We at the Systems Biology for Oncology Group use a combined computational and experimental approach to unravel the intricate mechanisms shaping the tumor microenvironment. We use mathematical models based on clinical data and cancer biology to identify factors influencing individual response to therapy, with the ultimate aim of improving precision oncology. Given the heterogeneous and dynamic nature of tumor response to therapy, perturbation biology has shown the potential to overcome the limitations of genomic biomarkers.
Our approach involves subjecting receptive tumor cells to an extensive anti-cancer drug screen to identify phenotypic properties of tumors in order to determine more effective anti-cancer treatments. Microfluidics is a valuable technology which aids in the analysis of a small amount of sample, such as tumor biopsies, by distributing it into individual compartments, such as droplets or plugs. It also allows in the control of the composition of each plug, thereby creating multiple populations of chemically distinct plugs.
We present here a fully PDMS-based device where fluid flow is regulated by pressure-actuated Quake valves, which allow for the quick, controlled, and programmable production of distinct plug populations. Furthermore, since the Quake valves are also PDMS-based, they can be integrated smoothly into device fabrication. Combining data obtained from high-throughput combinatorial screening of cancer cells with mathematical models will allow us to study signaling pathways regulating tumor microenvironment behavior.

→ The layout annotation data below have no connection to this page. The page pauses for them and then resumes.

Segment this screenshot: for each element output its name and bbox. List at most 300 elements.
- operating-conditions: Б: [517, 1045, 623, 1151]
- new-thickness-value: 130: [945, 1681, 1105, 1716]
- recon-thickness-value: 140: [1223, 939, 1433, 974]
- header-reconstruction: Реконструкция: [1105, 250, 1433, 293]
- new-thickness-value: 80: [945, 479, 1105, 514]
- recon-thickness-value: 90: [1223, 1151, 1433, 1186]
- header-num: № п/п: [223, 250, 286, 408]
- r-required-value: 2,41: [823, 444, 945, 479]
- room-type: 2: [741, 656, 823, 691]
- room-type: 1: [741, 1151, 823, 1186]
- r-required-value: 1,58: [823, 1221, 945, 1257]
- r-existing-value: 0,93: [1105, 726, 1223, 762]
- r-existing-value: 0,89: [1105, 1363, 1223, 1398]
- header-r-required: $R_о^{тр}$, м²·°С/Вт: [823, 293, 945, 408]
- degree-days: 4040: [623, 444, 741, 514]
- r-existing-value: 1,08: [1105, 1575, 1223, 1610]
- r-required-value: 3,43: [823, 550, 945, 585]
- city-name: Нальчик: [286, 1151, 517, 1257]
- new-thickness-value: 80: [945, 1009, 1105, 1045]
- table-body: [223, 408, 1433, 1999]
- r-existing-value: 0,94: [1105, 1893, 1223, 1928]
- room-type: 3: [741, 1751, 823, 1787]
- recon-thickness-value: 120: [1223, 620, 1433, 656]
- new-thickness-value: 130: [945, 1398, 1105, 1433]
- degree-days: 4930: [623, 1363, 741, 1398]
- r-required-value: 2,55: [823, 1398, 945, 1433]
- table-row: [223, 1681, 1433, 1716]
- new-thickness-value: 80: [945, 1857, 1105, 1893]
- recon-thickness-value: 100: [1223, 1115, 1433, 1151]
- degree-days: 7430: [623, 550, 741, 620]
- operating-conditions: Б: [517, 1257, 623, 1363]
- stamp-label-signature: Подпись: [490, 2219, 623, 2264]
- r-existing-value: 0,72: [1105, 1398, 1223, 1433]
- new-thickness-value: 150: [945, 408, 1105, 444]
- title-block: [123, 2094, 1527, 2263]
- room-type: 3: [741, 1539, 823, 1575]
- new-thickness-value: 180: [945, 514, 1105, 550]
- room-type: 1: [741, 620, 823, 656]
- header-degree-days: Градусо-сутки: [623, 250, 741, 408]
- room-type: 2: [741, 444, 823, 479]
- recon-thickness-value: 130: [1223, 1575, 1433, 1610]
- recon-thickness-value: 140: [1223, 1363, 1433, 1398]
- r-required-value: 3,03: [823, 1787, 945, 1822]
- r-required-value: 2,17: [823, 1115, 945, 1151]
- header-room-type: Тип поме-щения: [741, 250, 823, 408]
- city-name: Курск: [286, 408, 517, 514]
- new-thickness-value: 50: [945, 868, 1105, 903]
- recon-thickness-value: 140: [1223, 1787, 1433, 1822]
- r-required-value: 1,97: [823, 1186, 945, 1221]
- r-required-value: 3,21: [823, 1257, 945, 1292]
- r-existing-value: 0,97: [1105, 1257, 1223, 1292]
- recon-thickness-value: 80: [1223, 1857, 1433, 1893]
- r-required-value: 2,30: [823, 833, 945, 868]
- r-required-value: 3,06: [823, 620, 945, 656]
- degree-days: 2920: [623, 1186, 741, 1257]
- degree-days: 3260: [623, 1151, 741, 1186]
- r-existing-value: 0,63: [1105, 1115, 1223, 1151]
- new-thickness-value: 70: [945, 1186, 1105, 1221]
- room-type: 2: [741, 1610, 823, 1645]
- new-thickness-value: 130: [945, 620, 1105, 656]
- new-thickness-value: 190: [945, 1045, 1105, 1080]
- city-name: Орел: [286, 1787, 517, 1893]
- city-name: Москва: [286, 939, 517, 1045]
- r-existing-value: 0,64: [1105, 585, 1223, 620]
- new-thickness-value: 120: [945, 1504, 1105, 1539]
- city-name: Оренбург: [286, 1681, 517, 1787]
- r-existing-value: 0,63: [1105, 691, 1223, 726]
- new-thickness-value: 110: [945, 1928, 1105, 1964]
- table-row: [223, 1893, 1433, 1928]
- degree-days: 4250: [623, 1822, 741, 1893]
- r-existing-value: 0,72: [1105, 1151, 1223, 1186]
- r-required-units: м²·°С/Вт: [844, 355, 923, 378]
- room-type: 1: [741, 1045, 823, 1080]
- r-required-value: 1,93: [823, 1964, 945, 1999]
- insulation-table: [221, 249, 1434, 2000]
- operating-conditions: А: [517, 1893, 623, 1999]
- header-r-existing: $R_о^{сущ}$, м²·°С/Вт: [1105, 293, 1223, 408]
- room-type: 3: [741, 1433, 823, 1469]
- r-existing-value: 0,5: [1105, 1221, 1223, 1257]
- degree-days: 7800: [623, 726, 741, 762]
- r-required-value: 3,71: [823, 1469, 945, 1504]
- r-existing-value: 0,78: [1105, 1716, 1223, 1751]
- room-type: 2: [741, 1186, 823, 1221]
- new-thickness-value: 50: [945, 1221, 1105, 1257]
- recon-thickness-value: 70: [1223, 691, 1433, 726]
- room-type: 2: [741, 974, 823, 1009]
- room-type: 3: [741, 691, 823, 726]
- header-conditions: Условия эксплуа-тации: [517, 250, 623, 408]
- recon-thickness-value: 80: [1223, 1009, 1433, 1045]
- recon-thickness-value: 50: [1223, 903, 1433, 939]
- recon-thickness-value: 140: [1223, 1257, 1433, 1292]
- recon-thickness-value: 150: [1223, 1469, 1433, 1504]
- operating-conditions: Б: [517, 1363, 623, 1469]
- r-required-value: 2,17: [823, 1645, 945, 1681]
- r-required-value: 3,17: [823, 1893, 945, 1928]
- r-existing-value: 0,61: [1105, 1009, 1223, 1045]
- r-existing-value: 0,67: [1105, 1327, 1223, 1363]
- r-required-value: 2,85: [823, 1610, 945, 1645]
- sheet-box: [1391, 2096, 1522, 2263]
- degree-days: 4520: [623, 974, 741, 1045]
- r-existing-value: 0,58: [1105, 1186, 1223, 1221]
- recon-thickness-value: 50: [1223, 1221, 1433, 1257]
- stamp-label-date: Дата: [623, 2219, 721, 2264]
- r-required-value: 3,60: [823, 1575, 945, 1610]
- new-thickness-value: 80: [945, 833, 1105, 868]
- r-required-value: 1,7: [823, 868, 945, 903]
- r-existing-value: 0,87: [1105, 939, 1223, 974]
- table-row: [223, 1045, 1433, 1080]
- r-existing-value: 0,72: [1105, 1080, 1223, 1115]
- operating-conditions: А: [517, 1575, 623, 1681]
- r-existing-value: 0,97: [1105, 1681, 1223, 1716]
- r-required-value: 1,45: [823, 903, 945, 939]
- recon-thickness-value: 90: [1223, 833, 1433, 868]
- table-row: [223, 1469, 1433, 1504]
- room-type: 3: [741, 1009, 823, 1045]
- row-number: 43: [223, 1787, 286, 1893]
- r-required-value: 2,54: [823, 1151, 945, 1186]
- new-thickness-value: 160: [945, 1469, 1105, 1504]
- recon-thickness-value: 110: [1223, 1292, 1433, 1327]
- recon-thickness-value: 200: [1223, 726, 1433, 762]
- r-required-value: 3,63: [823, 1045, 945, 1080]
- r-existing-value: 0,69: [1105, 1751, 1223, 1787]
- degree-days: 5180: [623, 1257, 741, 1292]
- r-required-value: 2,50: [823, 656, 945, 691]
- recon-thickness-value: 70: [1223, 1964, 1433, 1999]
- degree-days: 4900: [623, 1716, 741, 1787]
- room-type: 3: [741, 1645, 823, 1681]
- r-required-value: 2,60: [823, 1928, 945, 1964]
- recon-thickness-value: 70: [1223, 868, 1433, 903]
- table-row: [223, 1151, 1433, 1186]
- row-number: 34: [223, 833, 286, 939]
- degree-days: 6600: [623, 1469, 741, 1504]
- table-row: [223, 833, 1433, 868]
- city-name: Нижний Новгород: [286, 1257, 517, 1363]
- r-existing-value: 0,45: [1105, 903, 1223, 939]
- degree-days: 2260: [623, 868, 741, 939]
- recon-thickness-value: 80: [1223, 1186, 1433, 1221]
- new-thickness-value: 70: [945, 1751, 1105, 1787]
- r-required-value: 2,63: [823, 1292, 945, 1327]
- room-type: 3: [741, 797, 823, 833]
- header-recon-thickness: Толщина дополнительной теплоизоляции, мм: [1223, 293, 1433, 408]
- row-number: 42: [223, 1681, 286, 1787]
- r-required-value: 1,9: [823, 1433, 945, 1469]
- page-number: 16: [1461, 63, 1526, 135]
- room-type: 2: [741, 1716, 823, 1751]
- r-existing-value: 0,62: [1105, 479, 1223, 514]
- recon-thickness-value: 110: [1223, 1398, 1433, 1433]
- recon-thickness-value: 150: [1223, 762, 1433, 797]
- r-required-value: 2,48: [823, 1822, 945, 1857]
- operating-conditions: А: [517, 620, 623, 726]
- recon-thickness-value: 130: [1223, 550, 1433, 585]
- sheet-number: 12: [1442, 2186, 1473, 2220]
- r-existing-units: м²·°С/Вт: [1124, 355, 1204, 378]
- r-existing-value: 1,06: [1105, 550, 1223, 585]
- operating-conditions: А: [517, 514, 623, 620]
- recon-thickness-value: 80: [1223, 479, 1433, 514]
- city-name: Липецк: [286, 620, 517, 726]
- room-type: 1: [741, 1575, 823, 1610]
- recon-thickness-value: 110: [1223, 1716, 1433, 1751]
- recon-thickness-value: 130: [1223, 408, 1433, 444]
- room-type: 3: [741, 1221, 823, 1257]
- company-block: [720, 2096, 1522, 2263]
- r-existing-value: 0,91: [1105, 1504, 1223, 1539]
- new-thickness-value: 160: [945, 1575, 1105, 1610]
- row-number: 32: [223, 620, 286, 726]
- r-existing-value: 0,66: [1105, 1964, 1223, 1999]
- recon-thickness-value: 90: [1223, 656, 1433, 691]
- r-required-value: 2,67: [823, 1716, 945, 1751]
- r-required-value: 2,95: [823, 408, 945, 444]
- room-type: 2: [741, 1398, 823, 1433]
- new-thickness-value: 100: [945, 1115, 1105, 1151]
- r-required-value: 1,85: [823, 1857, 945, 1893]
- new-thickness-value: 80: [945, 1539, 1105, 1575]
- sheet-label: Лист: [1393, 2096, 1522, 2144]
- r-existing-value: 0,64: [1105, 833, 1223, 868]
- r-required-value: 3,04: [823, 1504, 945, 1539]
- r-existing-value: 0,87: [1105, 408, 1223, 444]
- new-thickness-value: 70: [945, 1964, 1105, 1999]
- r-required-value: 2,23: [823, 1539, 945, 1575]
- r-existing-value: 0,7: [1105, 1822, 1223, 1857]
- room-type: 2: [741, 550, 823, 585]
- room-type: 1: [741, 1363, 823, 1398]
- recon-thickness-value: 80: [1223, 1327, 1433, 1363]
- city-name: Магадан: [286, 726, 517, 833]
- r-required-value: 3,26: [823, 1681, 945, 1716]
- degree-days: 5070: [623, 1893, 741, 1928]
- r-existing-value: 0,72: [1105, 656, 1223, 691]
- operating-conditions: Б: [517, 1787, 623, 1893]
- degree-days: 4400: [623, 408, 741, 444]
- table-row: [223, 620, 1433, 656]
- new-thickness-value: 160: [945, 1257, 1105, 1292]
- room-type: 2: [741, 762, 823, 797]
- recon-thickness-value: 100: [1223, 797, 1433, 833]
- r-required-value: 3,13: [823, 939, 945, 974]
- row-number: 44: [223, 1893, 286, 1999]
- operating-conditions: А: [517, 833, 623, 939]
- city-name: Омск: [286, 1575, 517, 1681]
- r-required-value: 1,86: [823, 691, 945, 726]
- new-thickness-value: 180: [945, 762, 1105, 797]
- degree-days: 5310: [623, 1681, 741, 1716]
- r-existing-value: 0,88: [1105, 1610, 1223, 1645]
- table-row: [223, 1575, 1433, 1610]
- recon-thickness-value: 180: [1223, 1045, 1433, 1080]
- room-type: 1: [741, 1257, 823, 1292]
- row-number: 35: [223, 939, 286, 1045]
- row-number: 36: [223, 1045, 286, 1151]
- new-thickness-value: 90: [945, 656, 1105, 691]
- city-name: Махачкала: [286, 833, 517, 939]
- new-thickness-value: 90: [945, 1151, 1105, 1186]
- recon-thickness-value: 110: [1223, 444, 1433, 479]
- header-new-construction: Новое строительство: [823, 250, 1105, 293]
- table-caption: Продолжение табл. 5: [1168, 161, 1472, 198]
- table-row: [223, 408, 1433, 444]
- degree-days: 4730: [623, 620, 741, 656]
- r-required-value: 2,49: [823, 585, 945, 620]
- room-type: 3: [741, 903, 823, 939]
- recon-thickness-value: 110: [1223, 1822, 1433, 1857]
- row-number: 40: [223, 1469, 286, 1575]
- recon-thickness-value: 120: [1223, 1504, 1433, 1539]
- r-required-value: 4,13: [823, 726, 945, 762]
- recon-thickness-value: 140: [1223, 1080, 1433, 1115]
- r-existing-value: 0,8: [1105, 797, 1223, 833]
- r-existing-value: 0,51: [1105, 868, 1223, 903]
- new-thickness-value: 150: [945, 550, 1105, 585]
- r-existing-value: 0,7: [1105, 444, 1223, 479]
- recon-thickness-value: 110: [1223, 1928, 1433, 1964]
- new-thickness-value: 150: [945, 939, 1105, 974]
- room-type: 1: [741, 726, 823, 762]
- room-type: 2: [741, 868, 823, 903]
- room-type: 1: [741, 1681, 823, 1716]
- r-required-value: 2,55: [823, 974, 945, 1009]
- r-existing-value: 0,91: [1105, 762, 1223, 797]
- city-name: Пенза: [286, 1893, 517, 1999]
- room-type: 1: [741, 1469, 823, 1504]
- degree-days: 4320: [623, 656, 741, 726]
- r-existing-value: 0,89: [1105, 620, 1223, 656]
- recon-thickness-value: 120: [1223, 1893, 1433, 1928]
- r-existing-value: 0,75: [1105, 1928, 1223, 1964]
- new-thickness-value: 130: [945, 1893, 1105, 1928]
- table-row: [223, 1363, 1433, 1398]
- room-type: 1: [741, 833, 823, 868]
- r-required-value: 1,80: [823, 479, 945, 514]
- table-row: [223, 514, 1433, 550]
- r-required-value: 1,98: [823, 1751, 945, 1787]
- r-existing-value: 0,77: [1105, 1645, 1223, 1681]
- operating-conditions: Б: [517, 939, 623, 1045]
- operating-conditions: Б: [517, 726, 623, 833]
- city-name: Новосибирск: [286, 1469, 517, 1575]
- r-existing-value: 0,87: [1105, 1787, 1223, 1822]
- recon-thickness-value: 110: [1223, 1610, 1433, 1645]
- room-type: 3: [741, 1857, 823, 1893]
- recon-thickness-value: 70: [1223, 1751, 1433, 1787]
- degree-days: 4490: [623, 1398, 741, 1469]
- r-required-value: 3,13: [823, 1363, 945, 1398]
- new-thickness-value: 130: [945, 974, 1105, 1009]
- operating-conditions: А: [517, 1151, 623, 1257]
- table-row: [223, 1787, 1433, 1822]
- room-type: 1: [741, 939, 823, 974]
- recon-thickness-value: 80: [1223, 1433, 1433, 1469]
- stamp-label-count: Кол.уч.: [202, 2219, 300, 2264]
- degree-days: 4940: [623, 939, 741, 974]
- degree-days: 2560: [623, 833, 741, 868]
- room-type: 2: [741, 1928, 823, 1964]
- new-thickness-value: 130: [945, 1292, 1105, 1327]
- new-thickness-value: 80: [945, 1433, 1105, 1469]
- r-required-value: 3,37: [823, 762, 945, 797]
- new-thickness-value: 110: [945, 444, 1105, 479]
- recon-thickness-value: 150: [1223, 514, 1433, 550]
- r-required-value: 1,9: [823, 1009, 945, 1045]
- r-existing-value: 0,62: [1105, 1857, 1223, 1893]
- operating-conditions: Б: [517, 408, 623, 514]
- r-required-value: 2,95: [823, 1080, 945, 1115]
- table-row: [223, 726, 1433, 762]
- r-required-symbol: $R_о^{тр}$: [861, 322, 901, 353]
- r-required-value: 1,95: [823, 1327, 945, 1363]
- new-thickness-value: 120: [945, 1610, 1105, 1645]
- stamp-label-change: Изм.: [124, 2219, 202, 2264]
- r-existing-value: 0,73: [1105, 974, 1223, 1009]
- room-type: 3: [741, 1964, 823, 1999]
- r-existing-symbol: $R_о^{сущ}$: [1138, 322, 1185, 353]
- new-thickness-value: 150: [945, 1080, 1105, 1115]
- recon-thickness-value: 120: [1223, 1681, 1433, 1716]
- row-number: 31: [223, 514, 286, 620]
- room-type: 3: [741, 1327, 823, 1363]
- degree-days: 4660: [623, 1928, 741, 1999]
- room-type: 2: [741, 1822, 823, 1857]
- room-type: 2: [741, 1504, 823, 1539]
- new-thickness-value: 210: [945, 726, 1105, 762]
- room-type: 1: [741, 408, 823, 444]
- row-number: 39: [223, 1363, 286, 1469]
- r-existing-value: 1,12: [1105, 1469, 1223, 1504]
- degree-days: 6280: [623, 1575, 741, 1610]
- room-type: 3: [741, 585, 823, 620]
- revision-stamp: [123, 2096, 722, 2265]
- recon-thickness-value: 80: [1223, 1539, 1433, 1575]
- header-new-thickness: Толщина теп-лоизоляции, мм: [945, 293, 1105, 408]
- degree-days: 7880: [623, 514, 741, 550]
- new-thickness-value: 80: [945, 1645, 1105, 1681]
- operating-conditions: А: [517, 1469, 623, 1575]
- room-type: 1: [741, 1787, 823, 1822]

This research will pave the way for new strategies for precision oncology, providing the rationale to personalize treatment to individual patients. To begin, cut a length of PTFE tubing for every control channel of the microfluidic device. Insert the pin of a 23-gauge, 0.5-inch Luer stub at one end.
Attach the Luer stub to a male Luer. Then insert the connector into a length of polyurethane tubing. Connect the other end of the polyurethane tubing directly to a solenoid valve.
Next, connect a 23-gauge, 0.5-inch Luer stub at the end of a syringe. Fill the syringe with water. Attach the free end of the PTFE tubing to the syringe.
Inject water until approximately halfway through the tubing. Now disconnect the tubing from the syringe and insert the free end into a punched hole of the corresponding control channel. Repeat until each control channel is connected to the corresponding solenoid valve.
Next, launch the main interface program. Press the Pressurize All Control Channels"option to open the valves. This will push the fluid from the tubing into the control channels of the microfluidic device to fill it up.
For each of the aqueous reagents, cut a segment of PTFE tubing long enough to connect the pumps to the microfluidic device inlets. Connect a 23-gauge, 0.5-inch Luer stub to the end of a syringe. Fill the syringe with the required reagent.
Inject the reagent into the tubing until the tubing is full. Insert the free end of the tubing into a corresponding inlet on the microfluidic chip. With the software, apply a pressure of 400 millibars to each of the inlet aqueous reagent.
Sequentially depressurize the control channels individually using the main interface program. Press the corresponding icons on the program in the box labeled Control Channels Manual Pressurization"to actuate individual valves if necessary. After repeating the pressurization for the oil reagents, click on Depressurize All Control Channels"to simultaneously depressurize the channels.
Now click on Pressurize All Control Channels"to repressurize the control channels. Encode the composition, sequence, and replicates of each plug population in a CSV file by marking the necessary control channels with a 0"if the corresponding inlet needs to be open, or with a 1"if it needs to be closed. This will serve as input for the automatic experiment in the main interface program.
Next, click on the folder icon in the Experiment File"tab to load the CSV file. Input the relevant fields such as iterations of experiment, time of depressurization, and time of pressurization. Then choose the inlet channels corresponding to barcode production in the Barcode Inlet"section, along with the duration for which they need to be open.
Alternatively, the barcodes can be hardcoded into the input CSV file. Now reduce the pressure of the inlet oil reagents from 400 millibars to 200 millibars. Next, connect a PTFE tubing to the outlet to collect the plugs.
Use prefilled tubing to neutralize the difference in pressure at the outlet. Lastly, press Run Experiment"to start the program and plug production. The valves were able to regulate fluid flow until approximately 800 millibars of input pressure.
At 1200 millibars, the input pressure was too high for flow regulation. The flow rate of distilled water, when injected at constant pressure, dropped to zero. Upon depressurization, the flow rate recovered to the pre-actuation levels.
However, under constant flow rate, the valve actuation did not result in complete inlet closure. To demonstrate the device functionality, a quantitative combinatorial library of plugs was generated.